シャロームの漁村に行くと、漁師のおじさんが小舟でバショウカジキを獲ってきたところでした。
この小舟でこの魚を獲るって、いったいどうやってるんでしょうか?

使っているのはなんとただの釣り針と釣り糸。釣り竿さえ使わないシンプルさです。
針の近くの部分は糸ではなく金属製で、食いちぎられないようになっています。
何で作ってるのかと思ってよく見たら、これ、ギターの弦ですよ!

餌に使っているのは小ぶりの魚たち。これを釣ってきたのはこの少年だそうです。
自分が釣ってきた魚で大物が釣れて、少年も鼻高々です。
本来なら中学校1年生くらいの歳で、「学校に行くベき」なのかもしれませんが、
こういう姿を見ると、「がんばって早く一人前の漁師になれよ!」って思っちゃうのは私だけでしょうか?

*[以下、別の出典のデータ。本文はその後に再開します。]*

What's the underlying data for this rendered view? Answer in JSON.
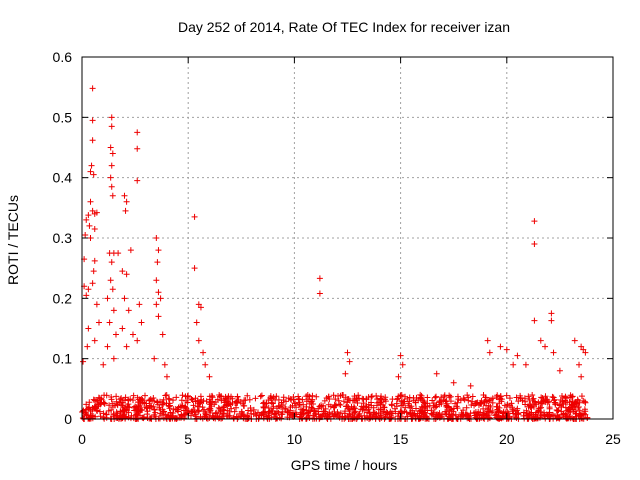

少年が小魚を釣るのに使った釣り針を作ったのは、前にもご紹介したこのおじいさん。
いつも自作のギターを弾いてご機嫌な彼ですが、手先の器用さは村でも評判で、
彼の作る仕掛け針だと、まさに「入れ食い」なんだそうで。
ちなみに彼のギターの弦は釣り糸です。(笑)

バショウカジキは非常に美味なので、1kgにつき200ペソの値で売れるそうで、
このサイズなら15kg以上はあるということなので、3000ペソの収入になります。
学年末で学校に払わなければならないお金も多い時期なので、これは本当に大きいです。

老人が作った仕掛けで少年が小魚を釣り、その小魚で大人がこんな大物を釣ってくる。
ここでは老人は一方的に「介護」される立場ではなく、こどもも一方的に「教育」される立場ではありません。
それぞれが協力し合うことで、生活が営まれているのです。
何か、「先進国」と呼ばれる国が無くしてしまったものがここにはある気がします。